This Dog Breed Is Sacred To Tibetan Monks
In the serene and mystical land of Tibet, amidst the towering peaks and spiritual sanctuaries, an extraordinary connection has flourished between man and beast.
The Lhasa Apso dog, a small yet captivating breed, holds a revered place in the hearts of Tibetan monks. This remarkable bond transcends mere companionship, delving into the very core of Tibetan culture, spirituality, and tradition.
A Pup of Profound Significance: Lhasa Apso’s Spiritual Role
Lhasa Apsos, often referred to as “Apso Seng Kyi” in Tibetan, which translates to “Barking Lion Sentinel Dog,” possess a distinct allure that goes beyond their striking appearance. With their flowing, floor-length coats and keen, watchful eyes, these dogs have graced the monastic compounds of Tibet for centuries. But what sets them apart from other breeds?
Tibetan monks regard Lhasa Apsos as more than mere companions. They are seen as spiritual sentinels, protectors of both the physical and metaphysical realms. These dogs are believed to possess an innate ability to detect negative energies and unwanted spirits, acting as vigilant guardians of monasteries and their inhabitants. Their alert barks are believed to ward off malevolent forces, creating an atmosphere of serenity conducive to meditation and worship.

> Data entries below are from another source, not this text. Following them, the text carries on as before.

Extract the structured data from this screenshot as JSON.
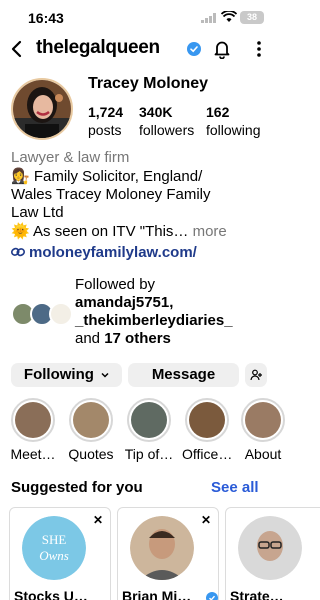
{
  "status_bar": {
    "time": "16:43",
    "battery": "38"
  },
  "header": {
    "username": "thelegalqueen"
  },
  "profile": {
    "name": "Tracey Moloney",
    "stats": [
      {
        "value": "1,724",
        "label": "posts"
      },
      {
        "value": "340K",
        "label": "followers"
      },
      {
        "value": "162",
        "label": "following"
      }
    ],
    "category": "Lawyer & law firm",
    "bio_line1": "👩‍⚖️ Family Solicitor, England/",
    "bio_line2": "Wales Tracey Moloney Family",
    "bio_line3": "Law Ltd",
    "bio_line4": "🌞 As seen on ITV \"This…",
    "bio_more": " more",
    "link": "moloneyfamilylaw.com/"
  },
  "followed_by": {
    "prefix": "Followed by",
    "user1": "amandaj5751,",
    "user2": "_thekimberleydiaries_",
    "and_text": "and ",
    "others": "17 others"
  },
  "buttons": {
    "following": "Following",
    "message": "Message"
  },
  "highlights": [
    {
      "label": "Meet…",
      "color": "#8a6e58"
    },
    {
      "label": "Quotes",
      "color": "#a3886a"
    },
    {
      "label": "Tip of…",
      "color": "#5f6a62"
    },
    {
      "label": "Office…",
      "color": "#7b5a3d"
    },
    {
      "label": "About",
      "color": "#9a7b64"
    }
  ],
  "suggested": {
    "title": "Suggested for you",
    "see_all": "See all",
    "cards": [
      {
        "name": "Stocks U…",
        "logo_text": "SHE",
        "logo_sub": "Owns"
      },
      {
        "name": "Brian Mi…"
      },
      {
        "name": "Strate…"
      }
    ]
  },
  "colors": {
    "accent": "#2a5bd7",
    "verified": "#3897f0",
    "link": "#1f3a8a"
  }
}
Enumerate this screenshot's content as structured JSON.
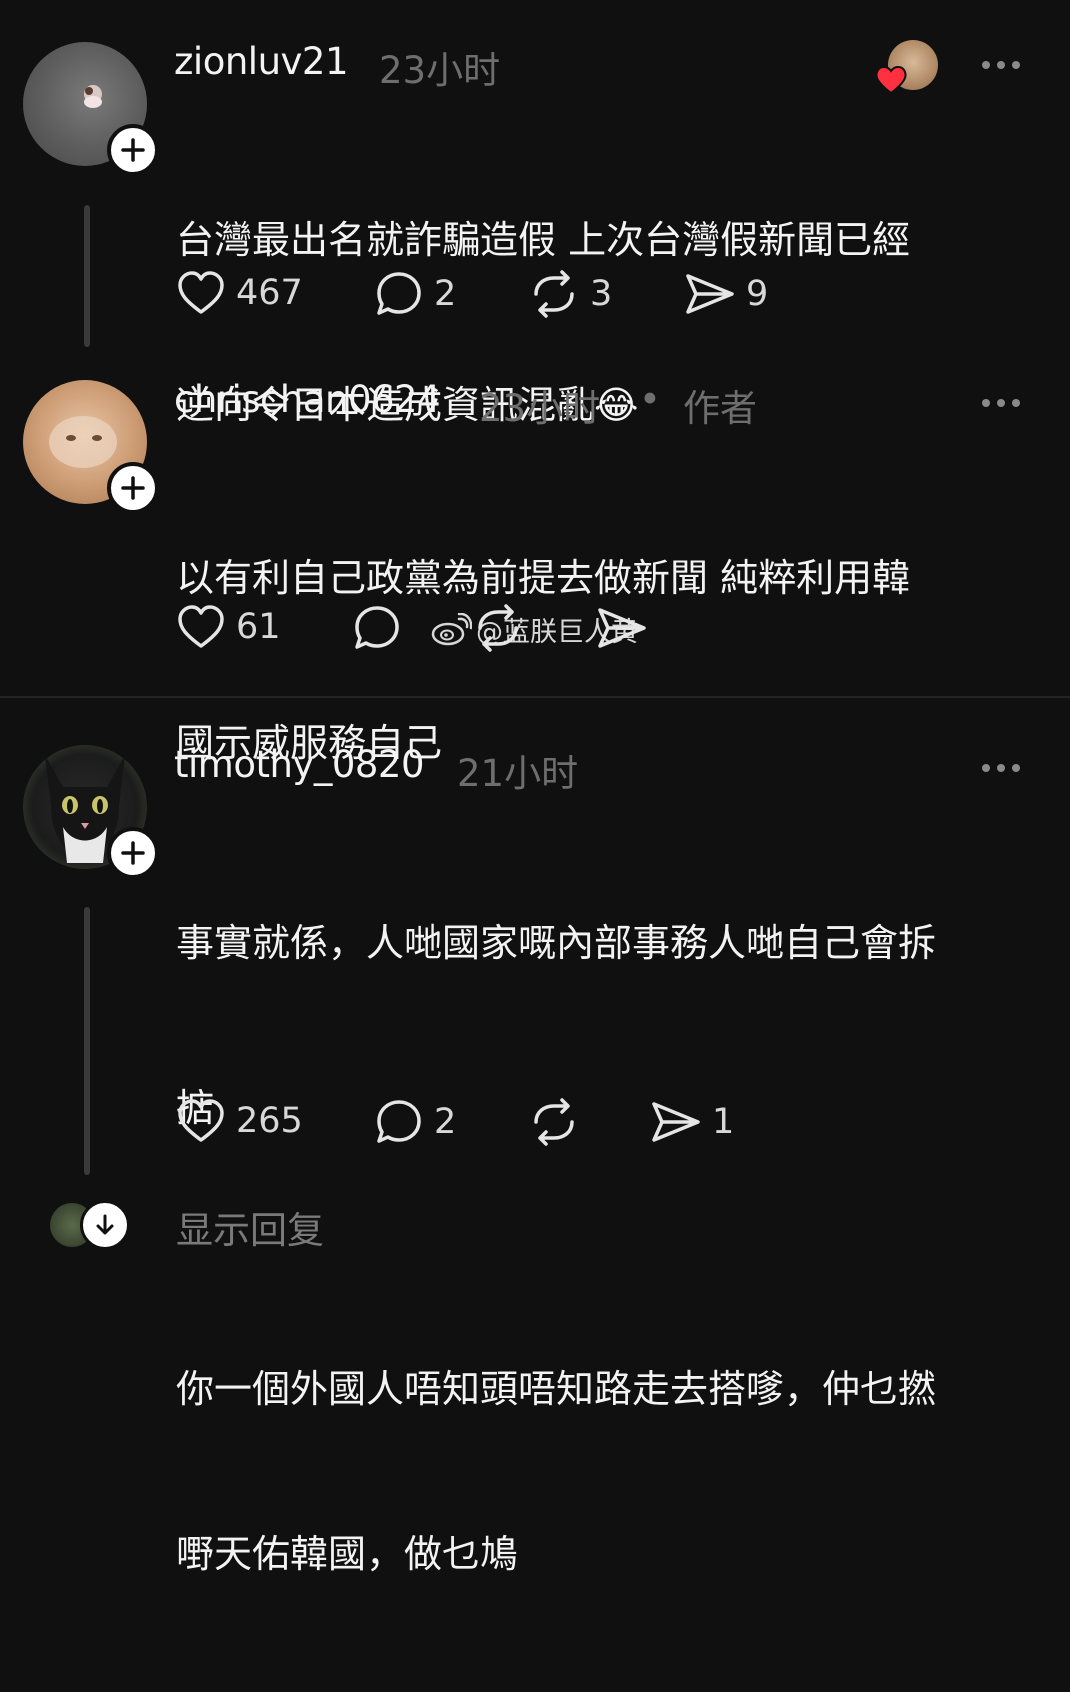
{
  "comments": [
    {
      "username": "zionluv21",
      "time": "23小时",
      "text_lines": [
        "台灣最出名就詐騙造假 上次台灣假新聞已經",
        "逆向令日本造成資訊混亂😂"
      ],
      "likes": "467",
      "replies": "2",
      "reposts": "3",
      "shares": "9"
    },
    {
      "username": "chrischan0624",
      "time": "23小时",
      "separator": "•",
      "author_tag": "作者",
      "text_lines": [
        "以有利自己政黨為前提去做新聞 純粹利用韓",
        "國示威服務自己"
      ],
      "likes": "61"
    },
    {
      "username": "timothy_0820",
      "time": "21小时",
      "text_lines": [
        "事實就係，人哋國家嘅內部事務人哋自己會拆",
        "掂",
        "你一個外國人唔知頭唔知路走去搭嗲，仲乜撚",
        "嘢天佑韓國，做乜鳩"
      ],
      "likes": "265",
      "replies": "2",
      "shares": "1"
    }
  ],
  "watermark": "@蓝朕巨人黄",
  "show_replies": "显示回复",
  "colors": {
    "background": "#101010",
    "text": "#f3f3f3",
    "muted": "#6e6e6e",
    "heart": "#ff3040"
  }
}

Cultural and Historical Roots: The Origins of the Bond
To understand the depth of this sacred connection, one must delve into the annals of Tibetan history. Lhasa Apsos trace their lineage back to ancient Tibet, where they were bred specifically for high-altitude living.
The compact, muscular dog beneath the flowing coat has the structure required to conserve heat on subzero Himalayan nights and the stamina to negotiate rocky mountain passes. The broad muzzle and relatively large lungs allow Lhasas to breathe easily at high altitudes.
The dense, weatherproof coat provides warmth on snowcapped mountaintops and acts as a sun shield in the blazing midday sun of the valleys. The feathered tail arching over the back is a parasol providing extra protection from the sun, and the lavish facial hair shields the eyes from dust and thistle. The feet are round and large, ensuring traction in snow and on treacherous, icy slopes.
The Lhasa Apso is proof that a mountain dog doesn’t have to be a big dog.
The breeders and caretakers of Lhasa Apsos were Tibetan monks, whose particular brand of Buddhism is sometimes called Lamaism and whose spiritual leader is the Dalai Lama.
The monks bred dogs for themselves as companions, watchdogs, and protectors, and also gave them as gifts to leaders of Tibetan society and foreign potentates. Since the founding of the Himalayan monasteries in the seventh century, the Tibetan dog breeds—the Lhaso Apso, Tibetan Mastiff, Tibetan Spaniel, and Tibetan Terrier chief among them—have held a special symbolic, and sometimes sacred, place in Lamaist myth.
In ancient folklore the protector of Tibet and the Lord Buddha is the Snow Lion, a mythical beast that dwells in the eastern Himalayas. The Snow Lion remains Tibet’s national symbol and is depicted on its flag. “If the snow-lion stays in the mountains it is a snow-lion,” goes an old Tibetan saying, “and if it comes down to the valleys it becomes a dog.” More particularly, it becomes a Lhasa Apso. (The Tibetan breed name is Apso Seng-kyi, which loosely translates as “bearded lion dog.”)
A Gift of Good Fortune: Lhasa Apso’s Global Spread
The Lhasa Apso was one of the first breeds to be used as a companion dog. For many centuries he was kept by Tibetan monks in their isolated monasteries where they served as companions and watchdogs. The breed was credited with spiritual powers and considered to bring prosperity and fortune to the owner, hence it bore the name of Talisman Dog.
The Lhasa Apso remained largely unknown to the outside world until the early twentieth century when some Tibetan dogs were brought to the United Kingdom by military men returning from the Indian subcontinent.
These were of mixed types, similar either to what would become the Lhasa Apso or to what would become the Tibetan Terrier; they were collectively known as “Lhasa Terrier”. The original American pair of Lhasas was a gift from Thubten Gyatso, 13th Dalai Lama to C. Suydam Cutting, arriving in the United States in 1933.
Mr. Cutting had traveled to Tibet and met the Dalai Lama. At the time, there was only one Lhasa Apso registered in England. The American Kennel Club officially accepted the breed in 1935 in the Terrier Group, and in 1959 transferred the breed to the Non-Sporting Group. In the UK, they are placed in the Utility Group. The breed was definitively accepted by the Fédération Cynologique Internationale in 1960.
Today, the Lhasa Apso is a popular companion dog around the world, cherished for its loyal, lively, and lovable personality. The breed still retains its ancient heritage as a watchdog and a spiritual symbol, but also adapts well to modern lifestyles and environments. The Lhasa Apso is a testament to the enduring bond between humans and dogs, a bond that transcends time, space, and culture.